Oltre allo scivolo pensionistico, vengono attivati anche altri strumenti: tra questi la NASpI, in caso di mancato assorbimento e la possibilità di accedere a percorsi di outplacement o supporto attivo nella ricollocazione professionale, in coerenza con le politiche attive promosse da enti preposti e agenzie per il lavoro.
I sindacati occupano una posizione centrale nella definizione, negoziazione e gestione dei contratti di solidarietà. Queste organizzazioni rappresentano i lavoratori nel confronto con la direzione aziendale, assicurando che le esigenze occupazionali e di tutela collettiva vengano riconosciute e integrate negli accordi.

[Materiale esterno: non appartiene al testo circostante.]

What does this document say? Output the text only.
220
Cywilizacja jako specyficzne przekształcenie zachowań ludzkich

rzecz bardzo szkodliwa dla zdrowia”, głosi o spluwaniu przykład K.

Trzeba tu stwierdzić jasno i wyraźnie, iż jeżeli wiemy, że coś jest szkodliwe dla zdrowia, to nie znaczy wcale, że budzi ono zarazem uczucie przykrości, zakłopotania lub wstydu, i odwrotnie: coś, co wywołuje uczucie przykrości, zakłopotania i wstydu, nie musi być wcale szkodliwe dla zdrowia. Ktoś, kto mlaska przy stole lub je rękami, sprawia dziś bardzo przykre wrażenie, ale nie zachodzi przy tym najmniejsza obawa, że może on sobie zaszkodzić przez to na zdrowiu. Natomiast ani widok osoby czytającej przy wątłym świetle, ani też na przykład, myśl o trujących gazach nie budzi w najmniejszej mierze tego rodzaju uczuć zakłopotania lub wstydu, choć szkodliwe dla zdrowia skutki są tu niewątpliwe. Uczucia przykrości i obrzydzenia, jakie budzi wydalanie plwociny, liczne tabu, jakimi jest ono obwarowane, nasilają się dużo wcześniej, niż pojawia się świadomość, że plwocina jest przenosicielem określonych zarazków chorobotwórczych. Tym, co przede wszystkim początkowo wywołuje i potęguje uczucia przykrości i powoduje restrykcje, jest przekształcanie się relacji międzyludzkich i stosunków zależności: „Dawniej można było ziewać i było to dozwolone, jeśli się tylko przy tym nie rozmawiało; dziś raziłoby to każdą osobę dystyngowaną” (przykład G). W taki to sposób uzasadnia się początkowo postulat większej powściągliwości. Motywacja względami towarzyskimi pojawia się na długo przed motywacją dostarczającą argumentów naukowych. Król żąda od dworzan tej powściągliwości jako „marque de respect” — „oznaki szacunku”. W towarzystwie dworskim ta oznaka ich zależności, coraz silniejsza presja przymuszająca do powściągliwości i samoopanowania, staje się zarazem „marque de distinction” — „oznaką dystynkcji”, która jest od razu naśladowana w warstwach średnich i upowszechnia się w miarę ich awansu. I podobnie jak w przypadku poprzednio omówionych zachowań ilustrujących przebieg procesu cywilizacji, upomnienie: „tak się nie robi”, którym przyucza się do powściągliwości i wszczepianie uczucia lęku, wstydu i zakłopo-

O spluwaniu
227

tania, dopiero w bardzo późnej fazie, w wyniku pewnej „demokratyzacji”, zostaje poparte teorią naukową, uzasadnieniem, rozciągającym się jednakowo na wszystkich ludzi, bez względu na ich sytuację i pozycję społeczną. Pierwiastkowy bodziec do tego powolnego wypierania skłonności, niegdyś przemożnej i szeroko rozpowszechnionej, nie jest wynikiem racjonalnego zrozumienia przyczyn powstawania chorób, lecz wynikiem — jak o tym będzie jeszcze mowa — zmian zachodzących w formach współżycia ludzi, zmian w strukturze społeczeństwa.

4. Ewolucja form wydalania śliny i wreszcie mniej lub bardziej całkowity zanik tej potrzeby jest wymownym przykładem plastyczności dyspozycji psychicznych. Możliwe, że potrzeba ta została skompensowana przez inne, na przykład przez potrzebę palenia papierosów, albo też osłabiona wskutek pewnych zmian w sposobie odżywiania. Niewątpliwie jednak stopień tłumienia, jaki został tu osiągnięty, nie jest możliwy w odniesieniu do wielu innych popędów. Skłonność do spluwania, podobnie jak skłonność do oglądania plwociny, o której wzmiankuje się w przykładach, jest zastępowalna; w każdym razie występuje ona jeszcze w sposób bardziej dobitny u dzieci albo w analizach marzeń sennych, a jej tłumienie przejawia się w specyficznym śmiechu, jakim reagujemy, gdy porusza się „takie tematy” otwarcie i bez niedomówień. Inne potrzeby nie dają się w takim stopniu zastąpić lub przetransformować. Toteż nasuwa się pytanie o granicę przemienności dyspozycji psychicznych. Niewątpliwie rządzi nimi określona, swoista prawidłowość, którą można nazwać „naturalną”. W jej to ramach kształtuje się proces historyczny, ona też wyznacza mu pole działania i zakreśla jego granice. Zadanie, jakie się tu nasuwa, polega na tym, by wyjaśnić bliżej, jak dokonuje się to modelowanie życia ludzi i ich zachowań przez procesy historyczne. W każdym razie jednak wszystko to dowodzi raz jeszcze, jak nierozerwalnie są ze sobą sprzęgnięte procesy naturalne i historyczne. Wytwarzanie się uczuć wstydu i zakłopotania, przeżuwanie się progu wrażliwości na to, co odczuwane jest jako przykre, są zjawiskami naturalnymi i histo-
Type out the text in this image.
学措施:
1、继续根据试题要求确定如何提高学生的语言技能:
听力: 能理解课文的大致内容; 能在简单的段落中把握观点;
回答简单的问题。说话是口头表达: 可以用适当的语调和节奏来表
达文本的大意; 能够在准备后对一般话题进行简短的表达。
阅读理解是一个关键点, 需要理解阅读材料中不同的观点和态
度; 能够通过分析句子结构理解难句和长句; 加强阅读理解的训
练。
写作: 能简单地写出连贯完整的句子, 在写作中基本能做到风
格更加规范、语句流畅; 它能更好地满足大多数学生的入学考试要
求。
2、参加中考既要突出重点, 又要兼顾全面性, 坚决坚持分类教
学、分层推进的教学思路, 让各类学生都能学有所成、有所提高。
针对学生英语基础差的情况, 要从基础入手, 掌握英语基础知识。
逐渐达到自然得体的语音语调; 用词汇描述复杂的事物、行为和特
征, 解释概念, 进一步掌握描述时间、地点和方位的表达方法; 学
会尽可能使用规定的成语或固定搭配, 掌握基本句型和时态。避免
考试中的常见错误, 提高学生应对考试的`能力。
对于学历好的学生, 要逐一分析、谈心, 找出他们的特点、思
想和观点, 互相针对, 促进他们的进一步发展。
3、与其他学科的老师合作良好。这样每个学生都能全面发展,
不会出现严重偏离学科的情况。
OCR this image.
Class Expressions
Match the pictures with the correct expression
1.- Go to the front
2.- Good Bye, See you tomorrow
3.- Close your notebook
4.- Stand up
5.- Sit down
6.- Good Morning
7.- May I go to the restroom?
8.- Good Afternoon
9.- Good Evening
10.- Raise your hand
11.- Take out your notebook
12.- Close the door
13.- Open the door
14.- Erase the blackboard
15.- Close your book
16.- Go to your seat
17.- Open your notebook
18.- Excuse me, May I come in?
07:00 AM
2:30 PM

Il continuo dialogo tra le parti consente inoltre di monitorare l’andamento e l’efficacia degli interventi, rivisitando gli accordi quando emergono mutamenti nel contesto aziendale o nelle esigenze produttive. I sindacati supportano anche l’accesso dei lavoratori a strumenti di formazione e ricollocazione professionale, auspicando soluzioni di continuità occupazionale e minima penalizzazione economica quando le risorse di produzione risultano ridotte.